4 Ways to Take Time Off From Work (And Still Feel Shockingly Productive)

Time is the most valuable resource, right? Well, what do you do when you’ve suddenly got a huge chunk of time ahead of you?

I found myself in this situation last fall as a college senior. I was able to complete my classes two quarters early, and if I so desired, wouldn’t have to take classes all of January through May before graduating.

The thought of a five-month long vacation was absolutely thrilling but also a bit terrifying. We all know too well that it’s so important to take time off, but in reality, we don’t end up doing it enough. It’s very easy to stay plugged in after hours, skip out on PTO, or work weekends even if we don’t really have to. Perhaps it’s the feeling that we’ll miss something important if we’re not tuned in or the peer pressure from the workaholics around us. But in reality, taking time off can greatly improve productivity, stimulate creative thinking, reduce stress, and give your brain that recharge it deserves. {click to tweet}

So what did I end up doing over this makeshift sabbatical? In true multitasking fashion, I did a bit of everything to treat my stressed out self: I traveled to Australia and New Zealand, met Warren Buffett (more on that here), coached tennis and taught music, worked with the awesome Career Contessa team, gained non-profit experience at Room to Read (yes, the workaholic in me couldn’t quite escape working), and probably induced early onset of diabetes with incessant baking. But beyond this list of really fun things are some lessons I learned about the impact taking time off can have on personal and professional development. Here they are:

1. When You’re Taking Time Off, It’s Ok to do Things Just Because

I approached the Career Contessa team last fall with a boatload of enthusiasm and a goal to work with them — not because the internship was directly relevant to my immediate career goals, but just because I loved their mission and knew I’d learn a lot. I trusted my gut that Career Contessa was where I wanted to be and convinced the team to hire me, which led to an amazing growth experience that actually did influence my long-term aspirations. I know that most people don’t have the luxury to just pick up an interest and make it happen, but if presented with the time to do so, I’d say go for it. Sometimes, the best experiences can’t be scripted.

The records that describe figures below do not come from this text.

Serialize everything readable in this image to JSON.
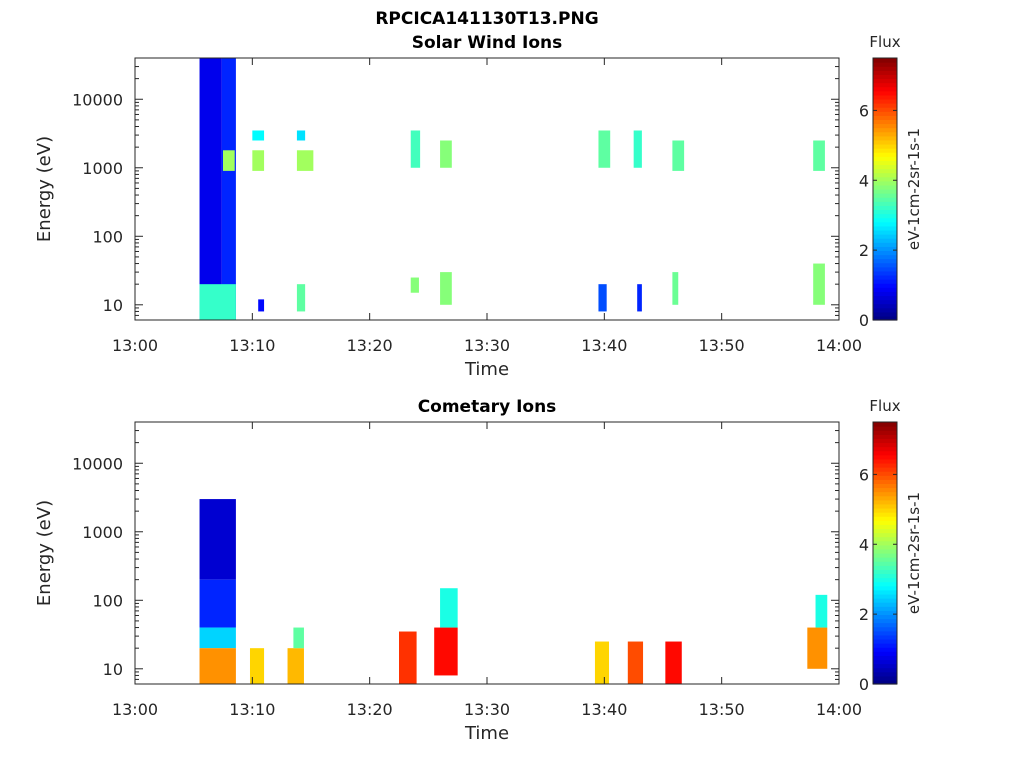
{
  "figure_title": "RPCICA141130T13.PNG",
  "chart_data": [
    {
      "type": "heatmap",
      "title": "Solar Wind Ions",
      "xlabel": "Time",
      "ylabel": "Energy (eV)",
      "x_unit": "minutes after 13:00",
      "xlim": [
        0,
        60
      ],
      "xticks": [
        0,
        10,
        20,
        30,
        40,
        50,
        60
      ],
      "xtick_labels": [
        "13:00",
        "13:10",
        "13:20",
        "13:30",
        "13:40",
        "13:50",
        "14:00"
      ],
      "yscale": "log",
      "ylim": [
        6,
        40000
      ],
      "yticks": [
        10,
        100,
        1000,
        10000
      ],
      "ytick_labels": [
        "10",
        "100",
        "1000",
        "10000"
      ],
      "colorbar": {
        "title": "Flux",
        "label": "eV-1cm-2sr-1s-1",
        "range": [
          0,
          7.5
        ],
        "ticks": [
          0,
          2,
          4,
          6
        ],
        "tick_labels": [
          "0",
          "2",
          "4",
          "6"
        ],
        "colormap": "jet"
      },
      "cells": [
        {
          "t": [
            5.5,
            7.4
          ],
          "e": [
            6,
            40000
          ],
          "flux": 0.8
        },
        {
          "t": [
            7.4,
            8.6
          ],
          "e": [
            6,
            40000
          ],
          "flux": 1.2
        },
        {
          "t": [
            7.5,
            8.5
          ],
          "e": [
            900,
            1800
          ],
          "flux": 4.0
        },
        {
          "t": [
            5.5,
            8.6
          ],
          "e": [
            6,
            20
          ],
          "flux": 3.2
        },
        {
          "t": [
            10.0,
            11.0
          ],
          "e": [
            900,
            1800
          ],
          "flux": 4.0
        },
        {
          "t": [
            10.0,
            11.0
          ],
          "e": [
            2500,
            3500
          ],
          "flux": 2.8
        },
        {
          "t": [
            10.5,
            11.0
          ],
          "e": [
            8,
            12
          ],
          "flux": 1.0
        },
        {
          "t": [
            13.8,
            15.2
          ],
          "e": [
            900,
            1800
          ],
          "flux": 4.0
        },
        {
          "t": [
            13.8,
            14.5
          ],
          "e": [
            2500,
            3500
          ],
          "flux": 2.6
        },
        {
          "t": [
            13.8,
            14.5
          ],
          "e": [
            8,
            20
          ],
          "flux": 3.5
        },
        {
          "t": [
            23.5,
            24.3
          ],
          "e": [
            1000,
            3500
          ],
          "flux": 3.3
        },
        {
          "t": [
            23.5,
            24.2
          ],
          "e": [
            15,
            25
          ],
          "flux": 3.8
        },
        {
          "t": [
            26.0,
            27.0
          ],
          "e": [
            1000,
            2500
          ],
          "flux": 3.8
        },
        {
          "t": [
            26.0,
            27.0
          ],
          "e": [
            10,
            30
          ],
          "flux": 3.8
        },
        {
          "t": [
            39.5,
            40.5
          ],
          "e": [
            1000,
            3500
          ],
          "flux": 3.5
        },
        {
          "t": [
            39.5,
            40.2
          ],
          "e": [
            8,
            20
          ],
          "flux": 1.5
        },
        {
          "t": [
            42.5,
            43.2
          ],
          "e": [
            1000,
            3500
          ],
          "flux": 3.2
        },
        {
          "t": [
            42.8,
            43.2
          ],
          "e": [
            8,
            20
          ],
          "flux": 1.2
        },
        {
          "t": [
            45.8,
            46.8
          ],
          "e": [
            900,
            2500
          ],
          "flux": 3.5
        },
        {
          "t": [
            45.8,
            46.3
          ],
          "e": [
            10,
            30
          ],
          "flux": 3.6
        },
        {
          "t": [
            57.8,
            58.8
          ],
          "e": [
            900,
            2500
          ],
          "flux": 3.5
        },
        {
          "t": [
            57.8,
            58.8
          ],
          "e": [
            10,
            40
          ],
          "flux": 3.8
        }
      ]
    },
    {
      "type": "heatmap",
      "title": "Cometary Ions",
      "xlabel": "Time",
      "ylabel": "Energy (eV)",
      "x_unit": "minutes after 13:00",
      "xlim": [
        0,
        60
      ],
      "xticks": [
        0,
        10,
        20,
        30,
        40,
        50,
        60
      ],
      "xtick_labels": [
        "13:00",
        "13:10",
        "13:20",
        "13:30",
        "13:40",
        "13:50",
        "14:00"
      ],
      "yscale": "log",
      "ylim": [
        6,
        40000
      ],
      "yticks": [
        10,
        100,
        1000,
        10000
      ],
      "ytick_labels": [
        "10",
        "100",
        "1000",
        "10000"
      ],
      "colorbar": {
        "title": "Flux",
        "label": "eV-1cm-2sr-1s-1",
        "range": [
          0,
          7.5
        ],
        "ticks": [
          0,
          2,
          4,
          6
        ],
        "tick_labels": [
          "0",
          "2",
          "4",
          "6"
        ],
        "colormap": "jet"
      },
      "cells": [
        {
          "t": [
            5.5,
            8.6
          ],
          "e": [
            200,
            3000
          ],
          "flux": 0.6
        },
        {
          "t": [
            5.5,
            8.6
          ],
          "e": [
            40,
            200
          ],
          "flux": 1.2
        },
        {
          "t": [
            5.5,
            8.6
          ],
          "e": [
            20,
            40
          ],
          "flux": 2.5
        },
        {
          "t": [
            5.5,
            8.6
          ],
          "e": [
            6,
            20
          ],
          "flux": 5.5
        },
        {
          "t": [
            9.8,
            11.0
          ],
          "e": [
            6,
            20
          ],
          "flux": 5.0
        },
        {
          "t": [
            13.0,
            14.4
          ],
          "e": [
            6,
            20
          ],
          "flux": 5.2
        },
        {
          "t": [
            13.5,
            14.4
          ],
          "e": [
            20,
            40
          ],
          "flux": 3.5
        },
        {
          "t": [
            22.5,
            24.0
          ],
          "e": [
            6,
            35
          ],
          "flux": 6.2
        },
        {
          "t": [
            25.5,
            27.5
          ],
          "e": [
            8,
            40
          ],
          "flux": 6.5
        },
        {
          "t": [
            26.0,
            27.5
          ],
          "e": [
            40,
            150
          ],
          "flux": 3.0
        },
        {
          "t": [
            39.2,
            40.4
          ],
          "e": [
            6,
            25
          ],
          "flux": 5.0
        },
        {
          "t": [
            42.0,
            43.3
          ],
          "e": [
            6,
            25
          ],
          "flux": 6.0
        },
        {
          "t": [
            45.2,
            46.6
          ],
          "e": [
            6,
            25
          ],
          "flux": 6.5
        },
        {
          "t": [
            57.3,
            59.0
          ],
          "e": [
            10,
            40
          ],
          "flux": 5.5
        },
        {
          "t": [
            58.0,
            59.0
          ],
          "e": [
            40,
            120
          ],
          "flux": 3.0
        }
      ]
    }
  ]
}
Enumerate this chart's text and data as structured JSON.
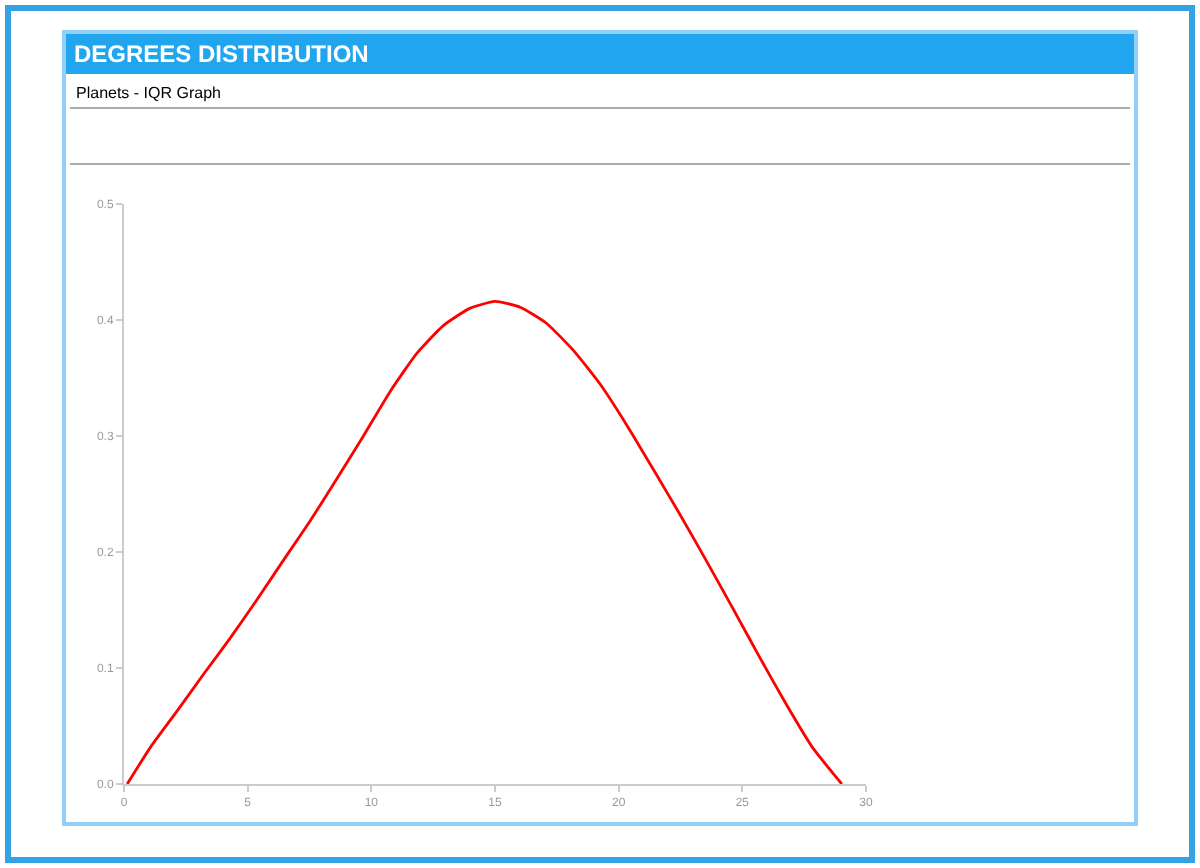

2. Community Engagement is So Worth It

A friend of mine once said, “If you really care about a cause, you’ll find time for it, despite how demanding work might be.” Case in point: she juggled her job as a banker while serving as a rape counselor on the weekends. Yes, she is a total baller, but her point shone through during my time off. Working at an education non-profit and volunteering at my high school were both incredibly rewarding experiences, and have motivated me to seek service opportunities for young professionals once I start my full-time job. In addition, I took advantage of networking and women’s events while taking time off, both of which were great ways to engage with inspiring peers and improve professional visibility. The point is: there is time to engage in our communities. We’ve just got to find it. {click to tweet}

3. Reading and Writing Really Change You

I actually read books over the last few months. For fun. So many of my peers early in their careers have told me that work schedules often leave little time to read for pleasure…and I totally believe it. During my time off, I started reading articles that weren’t just my morning news scoop, but op-eds and perspectives on a variety of topics — things I used to make excuses for and tuck away into a barely opened “Read Later” folder. Reading more has given me great intellectual satisfaction (and made me a more interesting person), which, by the way, comes in handy when you need to break the ice. Bring up that new book you’ve started reading with someone who might be interested in the topic, and bingo, there’s an instant connection.

To top it off, I delved into writing with encouragement from the CC team, which has turned out to be a great decision. Not only does writing serve as a reflective outlet, but it’s also a neat way to beef up your online presence and credibility in the eyes of a recruiter…hint hint.

4. Personal FOMO is Only Temporary

Confession: My biggest fear when leaving school for five months was that I would miss out on all the memories with friends and end up regretting my decision later. I’ll admit — the beginning was hard. I had to force myself off of social media and realize that I was only detracting from the time I was using to invest in myself. So I decided to jump on the JOMO bandwagon and recognize the “joy of missing out” — or the feeling of being completely comfortable with your decisions and trusting yourself. It might sound funky, but it could be a step in the right direction to get over career FOMO as well.

So all in all, I’m rating my time off as a 10/10. I’m feeling ready to tackle the world of #adulting and have found new passions and interests that I hope to keep pursuing. If you’ve got the chance to take a break — whether it’s between high school and college, a work sabbatical, or time in between jobs, take a leap of faith. It paid off for me (and in more ways than the tuition money I was able to save)!